I have to say I have absolutely no sympathy for that argument at all, especially when it comes to allocating funding. We don’t have a right to be funded just so we can be busy. If a particular experiment requires a certain sample size to detect an effect size in the expected and reasonable range, then it should not be carried out without such a sample. And if it is an exploratory study, then it should have a replication sample built in from the start – it should not be left to the field to determine whether the finding is real or not.
You might say, and indeed some people did say, that even if you can’t achieve those goals, because the lab is too small or does not have enough funding, at least doing it on a small scale is better than nothing.
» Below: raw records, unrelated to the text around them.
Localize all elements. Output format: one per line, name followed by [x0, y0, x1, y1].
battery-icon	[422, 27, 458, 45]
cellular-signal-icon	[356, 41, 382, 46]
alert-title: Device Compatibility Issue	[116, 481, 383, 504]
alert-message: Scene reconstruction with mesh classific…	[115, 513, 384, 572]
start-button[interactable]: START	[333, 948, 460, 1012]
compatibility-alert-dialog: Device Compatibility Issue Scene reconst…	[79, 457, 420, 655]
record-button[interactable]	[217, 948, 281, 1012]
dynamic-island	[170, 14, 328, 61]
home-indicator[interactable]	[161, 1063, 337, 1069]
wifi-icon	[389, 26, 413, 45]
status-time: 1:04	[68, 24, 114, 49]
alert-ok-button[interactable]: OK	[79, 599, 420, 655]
Well, it’s not. It’s worse than nothing.
Such studies just pollute the literature with false positives – obscuring any real signal amongst a mass of surrounding flotsam that future researchers will have to wade through. Sure, they keep people busy, they allow graduate students to be trained (badly), and they generate papers, which often get cited (compounding the pollution). But they are not part of “normal science” – they do not contribute incrementally and cumulatively to a body of knowledge.
We are no further in understanding the neural basis of a condition like autism than we were before the hundreds of small-sample/exploratory-design studies published on the topic. They have not combined to give us any new insights, they don’t build on each other, they don’t constrain each other or allow subsequent research to ask deeper questions. They just sit there as “findings”, but not as facts.
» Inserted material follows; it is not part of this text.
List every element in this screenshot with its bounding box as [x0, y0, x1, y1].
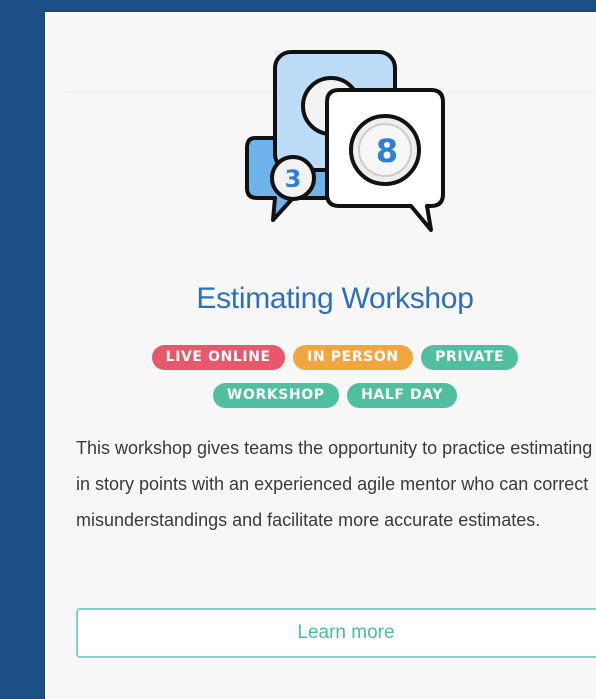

Lest I be accused of being too preachy, I should confess to some of these practices myself. Several years ago, while candidate gene studies were still the norm, we published a paper that included a positive association of semaphorin genes with schizophrenia (prompted by relevant phenotypes in mutant mice). It seems quite likely now that that association was a false positive, as a signal from the gene in question has not emerged in larger genome-wide association studies.
And the one neuroimaging study I have done so far, on synaesthesia, certainly suffered from a small sample size (at the time it was considered decent), and no replication sample. In our defense, our study was itself designed as a replication of previous findings, combining functional and structural neuroimaging. While our structural findings did mirror those previously reported (in general direction and spatial distribution of effects, though not precise regions), our functional results were quite incongruent with previous findings. As we did not have a replication sample built into our own design, I can’t be particularly confident that our findings will generalise – perhaps they were a chance finding in a fairly small sample. (Indeed, the imaging findings in synaesthesia have been generally quite inconsistent and it is difficult to know which findings constitute real results that future research studies could be built on).
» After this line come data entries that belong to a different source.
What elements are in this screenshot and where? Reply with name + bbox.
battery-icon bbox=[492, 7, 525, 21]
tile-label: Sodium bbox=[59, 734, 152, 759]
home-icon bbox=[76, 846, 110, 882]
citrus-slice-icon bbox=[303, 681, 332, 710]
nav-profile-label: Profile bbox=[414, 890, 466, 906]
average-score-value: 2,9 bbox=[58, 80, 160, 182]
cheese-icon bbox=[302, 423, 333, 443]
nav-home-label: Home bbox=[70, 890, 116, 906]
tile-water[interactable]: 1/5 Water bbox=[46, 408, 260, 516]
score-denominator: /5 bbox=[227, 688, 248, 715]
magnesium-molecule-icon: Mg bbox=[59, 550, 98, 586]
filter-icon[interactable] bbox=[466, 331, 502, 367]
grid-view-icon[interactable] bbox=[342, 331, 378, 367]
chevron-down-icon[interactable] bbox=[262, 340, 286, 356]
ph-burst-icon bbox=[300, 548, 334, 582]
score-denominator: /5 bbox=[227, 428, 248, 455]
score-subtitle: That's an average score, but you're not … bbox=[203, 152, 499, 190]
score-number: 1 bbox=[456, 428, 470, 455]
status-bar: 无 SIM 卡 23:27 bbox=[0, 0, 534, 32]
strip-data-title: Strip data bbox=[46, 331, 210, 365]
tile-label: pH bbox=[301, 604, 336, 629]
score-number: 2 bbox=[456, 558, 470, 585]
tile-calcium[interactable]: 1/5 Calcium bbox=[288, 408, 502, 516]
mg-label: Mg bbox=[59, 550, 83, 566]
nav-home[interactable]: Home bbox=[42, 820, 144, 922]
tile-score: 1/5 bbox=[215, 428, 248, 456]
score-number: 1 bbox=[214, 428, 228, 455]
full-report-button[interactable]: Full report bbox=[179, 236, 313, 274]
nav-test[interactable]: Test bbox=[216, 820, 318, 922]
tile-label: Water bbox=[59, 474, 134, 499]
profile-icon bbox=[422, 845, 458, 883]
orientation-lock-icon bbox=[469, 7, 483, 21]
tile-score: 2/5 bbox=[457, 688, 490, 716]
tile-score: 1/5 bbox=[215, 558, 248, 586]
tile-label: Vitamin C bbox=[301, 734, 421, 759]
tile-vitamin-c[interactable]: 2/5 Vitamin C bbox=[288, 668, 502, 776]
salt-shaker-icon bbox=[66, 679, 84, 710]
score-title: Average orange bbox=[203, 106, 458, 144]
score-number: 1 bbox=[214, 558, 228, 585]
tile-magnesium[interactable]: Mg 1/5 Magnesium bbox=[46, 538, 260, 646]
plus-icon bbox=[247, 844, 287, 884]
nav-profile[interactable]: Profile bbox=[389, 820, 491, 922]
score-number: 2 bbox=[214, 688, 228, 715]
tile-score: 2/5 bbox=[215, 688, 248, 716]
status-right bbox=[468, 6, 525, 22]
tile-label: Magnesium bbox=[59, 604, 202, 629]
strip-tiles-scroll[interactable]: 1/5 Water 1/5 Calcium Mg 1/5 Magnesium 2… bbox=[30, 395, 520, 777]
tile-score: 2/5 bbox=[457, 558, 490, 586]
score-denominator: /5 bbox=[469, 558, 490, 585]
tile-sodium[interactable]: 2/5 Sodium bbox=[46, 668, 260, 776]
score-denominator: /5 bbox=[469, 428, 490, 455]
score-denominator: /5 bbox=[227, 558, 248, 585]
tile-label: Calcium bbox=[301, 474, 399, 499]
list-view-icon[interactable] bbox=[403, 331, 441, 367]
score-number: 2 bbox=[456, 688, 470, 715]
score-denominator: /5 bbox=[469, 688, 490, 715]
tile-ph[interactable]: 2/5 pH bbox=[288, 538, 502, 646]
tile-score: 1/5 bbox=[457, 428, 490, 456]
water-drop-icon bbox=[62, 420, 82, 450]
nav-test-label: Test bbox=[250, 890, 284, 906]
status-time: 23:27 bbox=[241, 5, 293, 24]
If I were designing these kinds of studies now I would use a very different design, with much larger samples and in-built replication (and pre-registration). If that means they are more expensive, so be it. If it means my group can’t do them alone, well that’s just going to be the way it is. No one should fund me, or any lab, to do under-powered studies.
For the neuroimaging field generally that may well mean embracing the idea of larger consortia and adopting common scanning formats that enable combining subjects across centres, or at least subsequent meta-analyses. And it will mean that smaller labs may have to give up on the idea of making a living from studies attempting to find differences between groups of people without enough subjects. You’ll find things – they just won’t be real.